Details: When multiple tabs are open, each tab independently attempts to refresh the session, resulting in simultaneous refreshAccessToken() calls with the same refresh_token. This leads to a race condition where the first request succeeds and the subsequent requests fail since the refresh_token used is no longer valid after the first refresh.

Scenario:

  1. 2 tabs open one after another. 2 timers are set 2 mins before the access token dies.
  2. 1st time fires first sending the refresh token to the server and brings back the a new refresh/access token. On the sever the sent refresh token is removed.

Proposed Solution:

Proposed Solution:

  1. Client-Side Locking: Introduce a client-side control system to manage the access to the session refresh process. This can be achieved by setting a flag in the local storage or a similar mechanism to ensure that only one tab initiates the refresh token process at any given time.
  2. Server-Side Lock with Redis: Utilize Redis or a similar store to implement a server-side distributed lock mechanism. This will act as a single source of truth to synchronize session refresh requests across multiple instances, preventing concurrent access to the refresh token.
  3. Backend-Driven Refresh: Alter the session management strategy to only initiate a token refresh in response to a 401 Unauthorized status code or a custom error message from the backend signaling that the access token has expired. This approach is reactive rather than proactive, reducing the frequency of refresh operations and avoiding the aforementioned race conditions.
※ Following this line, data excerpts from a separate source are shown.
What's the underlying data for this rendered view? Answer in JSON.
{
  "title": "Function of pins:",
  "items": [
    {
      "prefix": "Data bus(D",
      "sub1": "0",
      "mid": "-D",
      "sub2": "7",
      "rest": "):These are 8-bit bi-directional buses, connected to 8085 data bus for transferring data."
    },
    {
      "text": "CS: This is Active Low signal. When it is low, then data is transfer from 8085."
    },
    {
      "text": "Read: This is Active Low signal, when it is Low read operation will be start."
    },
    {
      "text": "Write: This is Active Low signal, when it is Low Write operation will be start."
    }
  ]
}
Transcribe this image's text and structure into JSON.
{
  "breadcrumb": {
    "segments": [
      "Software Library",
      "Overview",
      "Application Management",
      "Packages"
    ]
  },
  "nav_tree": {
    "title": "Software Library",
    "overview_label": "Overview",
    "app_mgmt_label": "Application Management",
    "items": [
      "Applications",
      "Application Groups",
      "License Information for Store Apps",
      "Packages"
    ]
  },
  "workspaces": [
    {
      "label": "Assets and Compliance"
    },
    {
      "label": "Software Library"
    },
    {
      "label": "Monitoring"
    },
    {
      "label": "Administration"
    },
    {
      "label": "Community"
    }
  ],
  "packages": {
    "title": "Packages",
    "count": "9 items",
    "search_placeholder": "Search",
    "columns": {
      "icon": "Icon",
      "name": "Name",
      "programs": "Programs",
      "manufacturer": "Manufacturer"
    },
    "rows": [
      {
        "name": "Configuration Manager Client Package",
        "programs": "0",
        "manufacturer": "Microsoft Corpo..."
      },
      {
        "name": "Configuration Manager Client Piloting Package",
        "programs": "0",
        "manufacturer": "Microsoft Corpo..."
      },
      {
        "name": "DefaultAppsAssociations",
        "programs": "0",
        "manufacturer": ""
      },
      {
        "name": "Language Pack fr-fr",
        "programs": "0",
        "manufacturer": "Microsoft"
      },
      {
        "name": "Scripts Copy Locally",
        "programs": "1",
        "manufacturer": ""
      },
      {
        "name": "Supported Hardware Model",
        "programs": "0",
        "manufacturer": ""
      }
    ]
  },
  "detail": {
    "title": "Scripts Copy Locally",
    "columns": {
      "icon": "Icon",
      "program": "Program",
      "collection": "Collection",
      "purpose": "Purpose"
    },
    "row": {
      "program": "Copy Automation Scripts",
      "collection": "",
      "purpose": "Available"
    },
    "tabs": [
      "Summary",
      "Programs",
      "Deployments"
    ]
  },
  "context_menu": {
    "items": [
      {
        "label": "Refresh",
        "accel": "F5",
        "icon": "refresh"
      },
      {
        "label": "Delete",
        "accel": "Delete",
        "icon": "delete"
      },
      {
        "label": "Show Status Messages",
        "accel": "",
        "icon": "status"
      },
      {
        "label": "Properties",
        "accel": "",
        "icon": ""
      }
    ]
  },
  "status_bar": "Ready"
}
Each of these solutions aims to mitigate the issue of simultaneous token refresh attempts across multiple tabs, enhancing the robustness of session management in the application

ThomasF85 commented 9 months ago

Regarding your proposed solutions:

  1. Client Side Locking: Using a lock in localstorage will work in a single tab scenario - although this could be done with a global variable as well. In a multiple tab scenario this will be unsafe because multiple tabs can read the lock and then write the lock concurrently. On top of that synchronization of localstorage between tabs might not be immediate. You can use the Web Locks API to make it work safely between multiple tabs though.
  2. Server-Side lock: It will work to put a lock in a different piece of infrastructure that is accessible from different instances of functions. Effectively you add another blocking call to every request you make and an extra piece of infrastructure. I would prefer a client side solution for those reasons.
  3. Backend driven refresh: This will fail every time the client makes concurrent requests that result in a 401 response - which can happen in a single tab scenario already. Multiple concurrent requests to your auth server with the same refresh token would still be made.